# UKC Rally vs AKC Rally experiences



## Augie's Mom (Sep 28, 2007)

Augie and I are going to try UKC rally next month.

Assuming one knows the rules and the exercises, I was wondering for those who have done both forms if the experience is similar. Is Rally Rally regardless of organization?


----------



## hotel4dogs (Sep 29, 2008)

They are VERY similar. I'm sure others can help more, but as I recall the 2 major differences are that in AKC, if you miss a sign completely it's an "IP", 10 points off, whereas in UKC it's an NQ.
In UKC, you can stop and ask the judge if you should repeat a sign and they can answer you Yes or No. 
The signs are quite similar. I believe they're on the UKC website.
We did both (levels 1 and 2) with no problems going from one venue to the other.
Hope that helps!


----------



## goldengirls550 (Jun 12, 2008)

Honestly, I noticed almost no difference. Barb was right when she said that if you don't redo a sign, you NQ instead of getting an IP like you would in AKC Rally. I *think* you can only redo one sign once (I will have to check on this). 

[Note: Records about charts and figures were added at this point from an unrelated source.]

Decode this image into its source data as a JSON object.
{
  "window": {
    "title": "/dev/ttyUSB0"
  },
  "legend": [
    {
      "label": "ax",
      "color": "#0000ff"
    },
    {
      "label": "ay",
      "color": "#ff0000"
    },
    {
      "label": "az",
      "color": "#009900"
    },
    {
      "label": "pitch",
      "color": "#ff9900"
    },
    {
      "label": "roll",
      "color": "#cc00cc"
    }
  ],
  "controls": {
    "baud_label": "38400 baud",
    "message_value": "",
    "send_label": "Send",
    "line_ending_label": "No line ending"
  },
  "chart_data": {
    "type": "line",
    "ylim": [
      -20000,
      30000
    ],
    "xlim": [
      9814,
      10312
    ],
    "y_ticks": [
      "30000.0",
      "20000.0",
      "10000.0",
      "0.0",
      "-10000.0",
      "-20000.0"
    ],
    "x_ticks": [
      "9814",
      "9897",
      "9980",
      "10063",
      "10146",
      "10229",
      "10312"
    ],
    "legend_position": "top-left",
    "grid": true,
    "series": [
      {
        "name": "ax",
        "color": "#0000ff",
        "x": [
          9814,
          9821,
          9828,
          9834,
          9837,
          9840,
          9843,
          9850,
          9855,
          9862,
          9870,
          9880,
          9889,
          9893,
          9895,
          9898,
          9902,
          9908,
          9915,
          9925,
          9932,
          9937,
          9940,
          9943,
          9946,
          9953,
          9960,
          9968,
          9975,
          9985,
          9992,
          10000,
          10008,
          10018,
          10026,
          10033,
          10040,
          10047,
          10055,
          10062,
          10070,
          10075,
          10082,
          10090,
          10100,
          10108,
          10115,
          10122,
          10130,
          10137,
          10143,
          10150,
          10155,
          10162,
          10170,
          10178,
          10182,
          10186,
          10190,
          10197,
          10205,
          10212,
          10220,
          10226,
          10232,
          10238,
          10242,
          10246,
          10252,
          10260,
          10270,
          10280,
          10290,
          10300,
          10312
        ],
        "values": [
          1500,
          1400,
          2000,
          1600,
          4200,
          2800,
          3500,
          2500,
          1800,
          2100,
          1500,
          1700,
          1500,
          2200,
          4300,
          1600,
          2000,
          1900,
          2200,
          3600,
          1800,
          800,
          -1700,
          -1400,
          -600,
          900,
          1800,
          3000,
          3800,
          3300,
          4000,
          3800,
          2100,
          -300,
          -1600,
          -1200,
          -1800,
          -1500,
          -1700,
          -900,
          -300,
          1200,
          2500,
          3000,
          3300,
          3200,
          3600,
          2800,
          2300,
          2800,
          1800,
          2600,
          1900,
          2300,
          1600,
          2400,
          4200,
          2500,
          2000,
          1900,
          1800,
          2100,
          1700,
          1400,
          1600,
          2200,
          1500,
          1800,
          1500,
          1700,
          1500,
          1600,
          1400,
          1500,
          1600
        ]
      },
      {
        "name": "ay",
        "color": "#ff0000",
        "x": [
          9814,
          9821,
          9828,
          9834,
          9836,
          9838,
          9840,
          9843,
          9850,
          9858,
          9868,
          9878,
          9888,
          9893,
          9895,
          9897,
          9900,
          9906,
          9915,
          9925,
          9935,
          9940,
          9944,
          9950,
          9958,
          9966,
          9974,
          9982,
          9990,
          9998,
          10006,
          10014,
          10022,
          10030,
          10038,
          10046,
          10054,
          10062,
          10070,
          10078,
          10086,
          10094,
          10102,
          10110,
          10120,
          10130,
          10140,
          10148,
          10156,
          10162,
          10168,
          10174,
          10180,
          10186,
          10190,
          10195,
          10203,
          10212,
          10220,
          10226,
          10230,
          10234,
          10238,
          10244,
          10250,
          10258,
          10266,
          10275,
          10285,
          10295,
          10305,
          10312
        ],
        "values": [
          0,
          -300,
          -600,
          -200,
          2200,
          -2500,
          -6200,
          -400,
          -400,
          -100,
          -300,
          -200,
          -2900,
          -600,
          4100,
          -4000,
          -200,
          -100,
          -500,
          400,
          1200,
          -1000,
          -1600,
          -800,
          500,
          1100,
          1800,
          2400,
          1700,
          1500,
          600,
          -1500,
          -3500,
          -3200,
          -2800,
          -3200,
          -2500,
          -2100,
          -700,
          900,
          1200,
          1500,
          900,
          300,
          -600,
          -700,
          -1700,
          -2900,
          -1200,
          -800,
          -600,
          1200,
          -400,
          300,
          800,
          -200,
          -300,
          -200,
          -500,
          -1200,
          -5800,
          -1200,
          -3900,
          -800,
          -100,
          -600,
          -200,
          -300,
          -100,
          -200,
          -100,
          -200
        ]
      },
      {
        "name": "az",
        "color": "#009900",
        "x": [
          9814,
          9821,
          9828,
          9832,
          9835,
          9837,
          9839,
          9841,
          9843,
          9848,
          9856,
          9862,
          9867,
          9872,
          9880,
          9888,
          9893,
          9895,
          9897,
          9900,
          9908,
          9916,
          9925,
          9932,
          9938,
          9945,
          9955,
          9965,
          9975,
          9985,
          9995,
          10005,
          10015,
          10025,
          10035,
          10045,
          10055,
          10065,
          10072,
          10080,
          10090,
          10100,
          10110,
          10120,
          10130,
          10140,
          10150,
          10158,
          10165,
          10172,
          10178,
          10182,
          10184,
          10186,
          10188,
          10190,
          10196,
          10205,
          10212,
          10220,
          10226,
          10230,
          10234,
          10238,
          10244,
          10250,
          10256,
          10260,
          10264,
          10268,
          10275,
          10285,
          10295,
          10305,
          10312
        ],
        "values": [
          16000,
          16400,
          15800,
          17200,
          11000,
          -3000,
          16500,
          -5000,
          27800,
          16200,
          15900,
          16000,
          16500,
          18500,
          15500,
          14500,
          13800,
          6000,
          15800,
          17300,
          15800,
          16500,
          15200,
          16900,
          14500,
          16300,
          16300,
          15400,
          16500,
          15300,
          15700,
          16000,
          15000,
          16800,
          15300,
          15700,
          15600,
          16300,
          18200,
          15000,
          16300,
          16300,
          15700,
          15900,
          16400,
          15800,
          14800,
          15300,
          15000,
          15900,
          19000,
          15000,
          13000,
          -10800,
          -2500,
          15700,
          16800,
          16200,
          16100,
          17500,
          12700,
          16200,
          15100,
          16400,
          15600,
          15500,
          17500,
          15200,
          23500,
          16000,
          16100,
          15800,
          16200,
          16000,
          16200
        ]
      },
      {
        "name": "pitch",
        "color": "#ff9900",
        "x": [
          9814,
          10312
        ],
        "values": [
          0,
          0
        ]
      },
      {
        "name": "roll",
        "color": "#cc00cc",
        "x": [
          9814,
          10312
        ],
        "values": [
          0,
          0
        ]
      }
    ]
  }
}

I have done both levels 1 and 2 and the only difference I noticed regarding signs was the weird running recall in level 2. If you move onto level 3, the back up three steps is a little different (in my opinion, more difficult than in AKC) and the honor is done with the handler standing in heel position next to his or her dog.

Good luck and have fun!!


----------



## hotel4dogs (Sep 29, 2008)

We got that one too, it's downright WEIRD!




goldengirls550 said:


> I have done both levels 1 and 2 and the only difference I noticed regarding signs was the weird running recall in level 2.
> Good luck and have fun!!


----------



## goldengirls550 (Jun 12, 2008)

^^ Haha. So many people failed or lost major points that sign because they forgot to finish or they started calling their dog as soon as they took off... (I was one of them costing BOTH dogs 3 points because I forgot to finish! You'd think you would learn at least for your second dog if you are running 2 dogs in the same class :doh::doh

Also, the offside figure 8's are more difficult (at least before our judge really explained them) since you go around all 4 dishes.


----------



## hotel4dogs (Sep 29, 2008)

at my last UKC rally trial I was at the "360 right" sign, and couldn't find the next sign. So I just kept doing 360's until I finally saw the next sign. Poor Tito was probably dizzy as heck!
Then I asked the judge (about the 360 sign), ummmm, should I repeat that one?
She paused.....uhhhhhhh....yeah......
heeeheee


----------



## goldengirls550 (Jun 12, 2008)

Haha too funny! Speaking of handlers messing up their dogs' runs, my first ever Rally run (AKC), I did a 270 right instead of 270 left. Well, I guess there was a reason there was only one option as their was a ring gate to my left. Aubrie was convinced the gate was going down. 

I can't say this enough, but I really think that the dogs deserve a _separate_ score from the handler's score!


----------